Der Balken war schwach weil angezapft

Es stand nur wenig Holz als Stütze zur Verfügung

Jetzt können wir erst einmal wieder in Ruhe schlafen; obwohl wir von diesem Problem vorher nichts wussten. Wir hatten großes Glück diesen Bruch jetzt zu bemerken, denn die Gefahr war groß, dass bei entsprechender Windlast der benachbarte Balken ebenfalls den Geist hätte aufgeben können.

Oben rechts sieht man das fehlende Balkenstück

Brennholz machen

Als der gebrochene Balken herunterfiel, da konnten wir auch endlich an die restlichen Hölzer gelangen und begannen bald danach mit den eigentlichen Sägearbeiten. Wir zersägten aber nicht blindweg alles, was nach Holz aussah, sondern achteten schon darauf gutes, kräftiges Bauholz auszusortieren oder entsprechend gekürzt einzulagern. Dabei kamen uns auch alte Hölzer mit merkwürdigen Markierungen unter die Säge.
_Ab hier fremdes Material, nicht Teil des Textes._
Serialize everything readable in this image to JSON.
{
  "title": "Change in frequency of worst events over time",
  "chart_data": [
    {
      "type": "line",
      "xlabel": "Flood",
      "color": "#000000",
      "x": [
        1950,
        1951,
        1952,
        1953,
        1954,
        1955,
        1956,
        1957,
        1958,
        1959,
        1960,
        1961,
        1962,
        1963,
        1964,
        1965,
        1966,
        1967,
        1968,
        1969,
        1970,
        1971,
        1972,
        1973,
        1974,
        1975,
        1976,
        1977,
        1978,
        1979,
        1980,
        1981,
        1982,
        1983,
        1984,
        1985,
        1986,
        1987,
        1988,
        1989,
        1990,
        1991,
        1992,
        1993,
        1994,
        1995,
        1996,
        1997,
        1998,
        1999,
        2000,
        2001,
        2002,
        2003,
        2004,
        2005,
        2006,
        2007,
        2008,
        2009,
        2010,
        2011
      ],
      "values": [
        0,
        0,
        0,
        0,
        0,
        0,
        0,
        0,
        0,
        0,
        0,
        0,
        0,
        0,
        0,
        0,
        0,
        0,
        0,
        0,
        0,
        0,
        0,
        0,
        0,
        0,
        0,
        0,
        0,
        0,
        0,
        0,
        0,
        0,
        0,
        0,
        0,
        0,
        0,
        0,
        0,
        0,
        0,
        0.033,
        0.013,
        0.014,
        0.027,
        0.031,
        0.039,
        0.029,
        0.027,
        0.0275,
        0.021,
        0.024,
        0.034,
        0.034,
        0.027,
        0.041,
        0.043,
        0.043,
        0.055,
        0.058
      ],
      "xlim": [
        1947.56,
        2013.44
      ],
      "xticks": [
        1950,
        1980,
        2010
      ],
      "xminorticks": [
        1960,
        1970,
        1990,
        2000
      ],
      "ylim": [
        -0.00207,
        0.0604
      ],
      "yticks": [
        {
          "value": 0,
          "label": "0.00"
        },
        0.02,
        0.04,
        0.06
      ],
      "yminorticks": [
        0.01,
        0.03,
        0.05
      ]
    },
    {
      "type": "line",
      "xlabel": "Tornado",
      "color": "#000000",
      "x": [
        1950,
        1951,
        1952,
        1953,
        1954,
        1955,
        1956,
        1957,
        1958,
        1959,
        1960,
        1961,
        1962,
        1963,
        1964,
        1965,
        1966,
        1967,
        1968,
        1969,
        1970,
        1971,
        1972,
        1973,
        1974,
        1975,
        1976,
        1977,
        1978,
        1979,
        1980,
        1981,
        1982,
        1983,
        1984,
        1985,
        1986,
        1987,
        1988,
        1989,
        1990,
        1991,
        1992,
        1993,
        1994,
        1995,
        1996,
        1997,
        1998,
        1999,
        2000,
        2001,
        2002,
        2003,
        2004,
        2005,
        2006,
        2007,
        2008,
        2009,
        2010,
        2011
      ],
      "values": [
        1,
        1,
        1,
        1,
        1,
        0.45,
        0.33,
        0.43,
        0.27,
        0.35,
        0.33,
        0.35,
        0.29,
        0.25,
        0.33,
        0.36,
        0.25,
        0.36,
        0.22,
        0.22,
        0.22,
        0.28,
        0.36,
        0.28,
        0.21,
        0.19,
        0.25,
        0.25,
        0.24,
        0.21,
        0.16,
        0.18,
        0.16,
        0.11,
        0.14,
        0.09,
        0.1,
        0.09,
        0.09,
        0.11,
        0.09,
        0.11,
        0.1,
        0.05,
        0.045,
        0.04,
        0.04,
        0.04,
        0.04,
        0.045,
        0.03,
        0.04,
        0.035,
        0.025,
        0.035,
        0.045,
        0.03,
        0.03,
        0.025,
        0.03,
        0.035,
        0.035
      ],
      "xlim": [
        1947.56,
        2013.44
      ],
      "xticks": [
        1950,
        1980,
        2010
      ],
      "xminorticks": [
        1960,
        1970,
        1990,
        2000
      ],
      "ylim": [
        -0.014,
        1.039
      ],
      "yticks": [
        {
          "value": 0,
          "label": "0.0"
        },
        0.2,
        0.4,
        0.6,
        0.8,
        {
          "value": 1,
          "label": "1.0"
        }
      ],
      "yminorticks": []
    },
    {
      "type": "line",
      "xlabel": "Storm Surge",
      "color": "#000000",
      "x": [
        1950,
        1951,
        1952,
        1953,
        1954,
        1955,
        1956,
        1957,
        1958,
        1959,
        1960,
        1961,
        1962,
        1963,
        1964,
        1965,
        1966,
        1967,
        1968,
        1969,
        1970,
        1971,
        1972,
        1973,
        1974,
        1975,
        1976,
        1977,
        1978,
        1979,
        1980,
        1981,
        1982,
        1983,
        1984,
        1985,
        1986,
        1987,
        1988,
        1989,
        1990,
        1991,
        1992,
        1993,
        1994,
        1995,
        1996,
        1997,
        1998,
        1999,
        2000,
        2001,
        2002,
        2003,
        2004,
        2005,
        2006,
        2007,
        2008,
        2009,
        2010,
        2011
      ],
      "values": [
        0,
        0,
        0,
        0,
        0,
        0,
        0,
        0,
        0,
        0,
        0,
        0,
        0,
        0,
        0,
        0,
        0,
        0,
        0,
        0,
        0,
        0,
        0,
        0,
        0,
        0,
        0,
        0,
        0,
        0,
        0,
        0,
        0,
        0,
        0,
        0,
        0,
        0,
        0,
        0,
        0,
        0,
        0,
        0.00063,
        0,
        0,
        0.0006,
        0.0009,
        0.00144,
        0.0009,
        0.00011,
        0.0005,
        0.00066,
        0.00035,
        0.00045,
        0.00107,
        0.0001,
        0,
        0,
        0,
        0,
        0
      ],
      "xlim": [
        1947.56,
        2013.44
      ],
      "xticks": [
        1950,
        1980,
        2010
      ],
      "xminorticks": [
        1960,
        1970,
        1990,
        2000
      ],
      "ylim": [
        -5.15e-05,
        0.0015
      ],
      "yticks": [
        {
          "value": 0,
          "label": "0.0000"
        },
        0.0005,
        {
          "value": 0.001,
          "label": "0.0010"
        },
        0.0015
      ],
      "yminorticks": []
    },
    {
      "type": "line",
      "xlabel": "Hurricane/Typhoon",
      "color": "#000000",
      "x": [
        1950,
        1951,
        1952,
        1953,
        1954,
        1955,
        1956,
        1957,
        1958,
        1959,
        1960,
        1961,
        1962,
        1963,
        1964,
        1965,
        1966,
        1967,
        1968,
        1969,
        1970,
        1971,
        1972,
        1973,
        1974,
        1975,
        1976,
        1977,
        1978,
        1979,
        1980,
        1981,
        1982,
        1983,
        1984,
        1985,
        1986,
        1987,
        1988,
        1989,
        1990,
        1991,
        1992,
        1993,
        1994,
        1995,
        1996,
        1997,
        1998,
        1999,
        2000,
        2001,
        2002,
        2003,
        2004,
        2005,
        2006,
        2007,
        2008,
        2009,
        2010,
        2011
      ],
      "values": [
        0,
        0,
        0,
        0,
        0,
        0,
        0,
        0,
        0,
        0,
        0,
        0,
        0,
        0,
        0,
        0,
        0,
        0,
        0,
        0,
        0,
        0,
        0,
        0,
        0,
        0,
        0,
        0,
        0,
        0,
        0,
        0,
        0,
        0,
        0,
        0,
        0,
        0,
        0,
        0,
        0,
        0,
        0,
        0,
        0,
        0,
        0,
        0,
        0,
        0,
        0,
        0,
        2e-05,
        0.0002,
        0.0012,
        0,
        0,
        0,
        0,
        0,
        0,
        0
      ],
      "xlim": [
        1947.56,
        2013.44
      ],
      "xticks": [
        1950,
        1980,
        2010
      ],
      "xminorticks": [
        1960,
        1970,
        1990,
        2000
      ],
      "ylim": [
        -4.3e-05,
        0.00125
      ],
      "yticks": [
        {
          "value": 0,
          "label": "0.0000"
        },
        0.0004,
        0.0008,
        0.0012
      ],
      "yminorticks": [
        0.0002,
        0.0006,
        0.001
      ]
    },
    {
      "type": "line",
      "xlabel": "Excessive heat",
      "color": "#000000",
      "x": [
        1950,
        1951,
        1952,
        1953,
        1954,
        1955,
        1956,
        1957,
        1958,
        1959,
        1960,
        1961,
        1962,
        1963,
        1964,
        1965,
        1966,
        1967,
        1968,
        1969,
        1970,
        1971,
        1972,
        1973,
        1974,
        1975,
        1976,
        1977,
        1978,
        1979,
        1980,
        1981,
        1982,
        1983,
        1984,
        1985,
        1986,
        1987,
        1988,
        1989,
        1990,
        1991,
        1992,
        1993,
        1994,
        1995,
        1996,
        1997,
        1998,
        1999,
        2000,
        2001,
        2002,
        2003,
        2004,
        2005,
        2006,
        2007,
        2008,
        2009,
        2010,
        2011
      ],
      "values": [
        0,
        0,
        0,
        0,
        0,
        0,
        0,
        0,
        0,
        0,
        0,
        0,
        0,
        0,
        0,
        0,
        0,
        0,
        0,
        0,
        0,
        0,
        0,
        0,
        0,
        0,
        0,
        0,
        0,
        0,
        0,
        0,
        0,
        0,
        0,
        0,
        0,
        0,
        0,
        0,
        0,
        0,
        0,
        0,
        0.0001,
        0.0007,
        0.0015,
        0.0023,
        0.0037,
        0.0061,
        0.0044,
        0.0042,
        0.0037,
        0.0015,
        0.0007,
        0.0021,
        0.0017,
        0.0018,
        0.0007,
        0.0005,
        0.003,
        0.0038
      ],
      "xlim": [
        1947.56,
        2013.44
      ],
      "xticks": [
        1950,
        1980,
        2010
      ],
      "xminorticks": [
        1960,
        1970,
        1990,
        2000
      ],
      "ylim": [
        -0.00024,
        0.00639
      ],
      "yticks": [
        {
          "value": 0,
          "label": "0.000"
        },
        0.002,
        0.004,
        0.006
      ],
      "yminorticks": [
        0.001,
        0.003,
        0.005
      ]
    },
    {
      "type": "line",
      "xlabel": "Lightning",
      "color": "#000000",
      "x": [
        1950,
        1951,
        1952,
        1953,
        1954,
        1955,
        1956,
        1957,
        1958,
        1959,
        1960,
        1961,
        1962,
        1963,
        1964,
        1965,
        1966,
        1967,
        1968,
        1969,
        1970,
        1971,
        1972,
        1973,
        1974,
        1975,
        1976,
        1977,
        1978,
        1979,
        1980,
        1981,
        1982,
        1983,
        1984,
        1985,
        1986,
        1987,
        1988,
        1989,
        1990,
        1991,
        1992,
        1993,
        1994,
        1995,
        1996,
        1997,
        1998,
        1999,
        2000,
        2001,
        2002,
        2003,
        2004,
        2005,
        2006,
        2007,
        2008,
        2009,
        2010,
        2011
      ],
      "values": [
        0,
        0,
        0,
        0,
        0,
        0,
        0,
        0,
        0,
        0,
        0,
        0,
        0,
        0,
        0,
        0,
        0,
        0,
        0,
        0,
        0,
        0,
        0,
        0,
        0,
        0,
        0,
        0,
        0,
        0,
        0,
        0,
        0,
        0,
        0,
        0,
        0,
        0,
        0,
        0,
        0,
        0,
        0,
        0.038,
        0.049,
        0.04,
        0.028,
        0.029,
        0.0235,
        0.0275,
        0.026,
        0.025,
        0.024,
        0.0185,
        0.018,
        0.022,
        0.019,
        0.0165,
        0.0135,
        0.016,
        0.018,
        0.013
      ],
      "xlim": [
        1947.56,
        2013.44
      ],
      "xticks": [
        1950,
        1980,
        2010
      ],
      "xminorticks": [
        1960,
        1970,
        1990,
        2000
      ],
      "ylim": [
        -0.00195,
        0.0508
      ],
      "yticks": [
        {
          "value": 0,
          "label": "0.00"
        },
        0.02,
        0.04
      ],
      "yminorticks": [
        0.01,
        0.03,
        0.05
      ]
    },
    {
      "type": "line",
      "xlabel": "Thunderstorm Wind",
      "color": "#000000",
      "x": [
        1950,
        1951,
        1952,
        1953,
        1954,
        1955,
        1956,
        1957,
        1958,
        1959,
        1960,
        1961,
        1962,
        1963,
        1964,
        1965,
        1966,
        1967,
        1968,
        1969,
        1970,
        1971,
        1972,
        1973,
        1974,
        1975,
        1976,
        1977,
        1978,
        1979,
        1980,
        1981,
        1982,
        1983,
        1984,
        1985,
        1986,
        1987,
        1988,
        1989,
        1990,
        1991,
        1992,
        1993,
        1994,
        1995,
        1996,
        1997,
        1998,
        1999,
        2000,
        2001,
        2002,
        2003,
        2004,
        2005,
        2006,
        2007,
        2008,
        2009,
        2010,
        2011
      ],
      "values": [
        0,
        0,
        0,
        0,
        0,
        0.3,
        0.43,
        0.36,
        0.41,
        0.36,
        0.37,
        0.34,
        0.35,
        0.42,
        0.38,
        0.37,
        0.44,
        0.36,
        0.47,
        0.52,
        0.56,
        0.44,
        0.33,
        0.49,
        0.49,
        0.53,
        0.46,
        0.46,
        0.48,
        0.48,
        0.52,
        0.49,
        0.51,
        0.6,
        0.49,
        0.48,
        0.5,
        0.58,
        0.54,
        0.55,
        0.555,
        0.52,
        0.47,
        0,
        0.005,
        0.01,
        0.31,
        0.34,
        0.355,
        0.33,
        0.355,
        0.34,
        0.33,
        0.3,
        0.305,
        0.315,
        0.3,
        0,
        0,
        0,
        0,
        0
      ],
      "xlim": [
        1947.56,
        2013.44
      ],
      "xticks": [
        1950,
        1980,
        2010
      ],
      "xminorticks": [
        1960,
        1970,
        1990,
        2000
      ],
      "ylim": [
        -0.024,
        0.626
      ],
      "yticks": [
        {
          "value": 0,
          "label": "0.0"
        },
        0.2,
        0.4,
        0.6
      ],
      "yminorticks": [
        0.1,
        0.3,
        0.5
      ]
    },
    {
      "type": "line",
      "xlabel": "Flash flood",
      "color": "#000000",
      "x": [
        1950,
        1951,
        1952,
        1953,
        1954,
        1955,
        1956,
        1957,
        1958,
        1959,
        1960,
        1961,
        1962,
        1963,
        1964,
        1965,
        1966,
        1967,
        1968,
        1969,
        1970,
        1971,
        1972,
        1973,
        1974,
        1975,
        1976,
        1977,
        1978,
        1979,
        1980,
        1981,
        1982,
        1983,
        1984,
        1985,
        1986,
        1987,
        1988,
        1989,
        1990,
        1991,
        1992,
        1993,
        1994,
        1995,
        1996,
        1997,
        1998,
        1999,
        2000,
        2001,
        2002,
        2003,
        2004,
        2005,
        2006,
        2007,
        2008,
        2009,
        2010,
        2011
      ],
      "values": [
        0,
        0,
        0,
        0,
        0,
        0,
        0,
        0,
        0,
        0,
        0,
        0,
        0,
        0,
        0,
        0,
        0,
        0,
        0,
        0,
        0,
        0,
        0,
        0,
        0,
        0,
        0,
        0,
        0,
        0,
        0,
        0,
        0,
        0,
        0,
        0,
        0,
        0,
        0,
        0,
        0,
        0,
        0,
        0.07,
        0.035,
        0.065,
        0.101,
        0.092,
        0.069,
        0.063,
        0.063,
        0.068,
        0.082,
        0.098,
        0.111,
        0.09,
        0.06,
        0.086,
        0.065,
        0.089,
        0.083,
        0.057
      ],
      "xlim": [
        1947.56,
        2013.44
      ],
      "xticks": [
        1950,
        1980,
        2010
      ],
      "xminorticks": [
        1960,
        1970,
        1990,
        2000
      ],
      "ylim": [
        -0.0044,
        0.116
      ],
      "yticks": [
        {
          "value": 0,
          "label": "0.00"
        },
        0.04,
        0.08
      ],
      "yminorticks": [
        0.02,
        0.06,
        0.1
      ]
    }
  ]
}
Markierung an einem Rundholz aus der Scheune

Harry beim Fegen

Als Harry dann die letzten Sägespäne zusammenkehrte, hatten wir erneut einen ordentlichen Stapel Brennholz angesammelt – ordentlich in dem Sinne, dass es sich nur um "unnütze" und kostenlose Holzreste aus den Scheunen handelt. Dieses Mal konnten wir sogar auf die Hilfe von meinen beiden Söhnen zählen, die mehr oder weniger bereitwillig ihre Computerspielzeit unterbrachen um uns zu helfen.

Nach getaner Arbeit ist das Holzlager wieder für einen Monat gefüllt

Wir haben noch weitere Holzreserven, doch langsam wird es knapp. Dennoch hoffen wir, dass wir diese Heizperiode ohne Zukauf überstehen können.

  1. Kommentare
    1. mama · 19.03.2015 · 15:03

      Schwein gehabt, oder? Wenn die ganze Geschichte 'runtergekommen waere, oioioi!!!!